Some providers have left the clinic, including a staff physician who took a job in New York and three staff nurses who left for more abortion friendly states or different jobs altogether, she said. This cut the clinic’s staff by 50%. Gibson decided she wants to continue fighting on behalf of her employees, the community and her daughters.
“I look at my girls, and I am re-incentivized to continue to do the work for them,” she said. Since she is raising them in Arizona, she said it has “really stiffened my resolve and my determination to stay in this community, and to fight this fight until we secure equitable access to abortion to the members of this state.”
Finding hope
As the last of the day’s patients finished their appointments and left the clinic Friday afternoon, Gibson and a handful of nurses gather in the back room where abortion patients usually wait for medical instruction, practicing a TikTok dance together.
“I challenged my whole organization to a dance competition,” Jones, the 25-year-old registered nurse, said while sitting at her desk. “These last couple months have been hard for everybody.”
“We wanted to kind of take a break from that and just be fun and goofy and like, remember, like, we can laugh through the pain,” she said.
Giggles emanate from the back room as the women swing their hips and flip their hair back, trying to master the movements.

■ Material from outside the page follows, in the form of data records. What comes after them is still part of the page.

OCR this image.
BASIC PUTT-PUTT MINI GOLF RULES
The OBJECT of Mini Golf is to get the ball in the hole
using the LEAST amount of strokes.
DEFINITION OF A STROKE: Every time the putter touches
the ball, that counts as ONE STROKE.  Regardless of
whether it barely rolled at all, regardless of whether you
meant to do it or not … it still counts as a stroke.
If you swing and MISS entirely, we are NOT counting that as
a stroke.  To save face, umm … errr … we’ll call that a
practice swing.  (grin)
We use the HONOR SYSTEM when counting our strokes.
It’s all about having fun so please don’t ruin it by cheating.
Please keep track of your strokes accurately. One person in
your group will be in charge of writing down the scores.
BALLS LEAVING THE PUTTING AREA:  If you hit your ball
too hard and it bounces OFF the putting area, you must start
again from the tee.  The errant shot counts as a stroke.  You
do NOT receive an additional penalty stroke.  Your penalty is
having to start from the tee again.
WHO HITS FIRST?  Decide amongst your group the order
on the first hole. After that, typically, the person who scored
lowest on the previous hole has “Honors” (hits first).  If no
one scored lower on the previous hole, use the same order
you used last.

“Hope is not necessarily a feeling,” Gibson said, echoing something she says Planned Parenthood Arizona chief Fonteno once told her. “Hope is a practice, and it’s something that you can cultivate.”
“What I have come to recognize is that this is a very long term project,” she continued. “But I am committed to it because I know it’s so important, and I know it’s so important because I’ve sat and listened to all the reasons that my patients need it.”
“These challenges are here and they’re real. But I can overcome them.”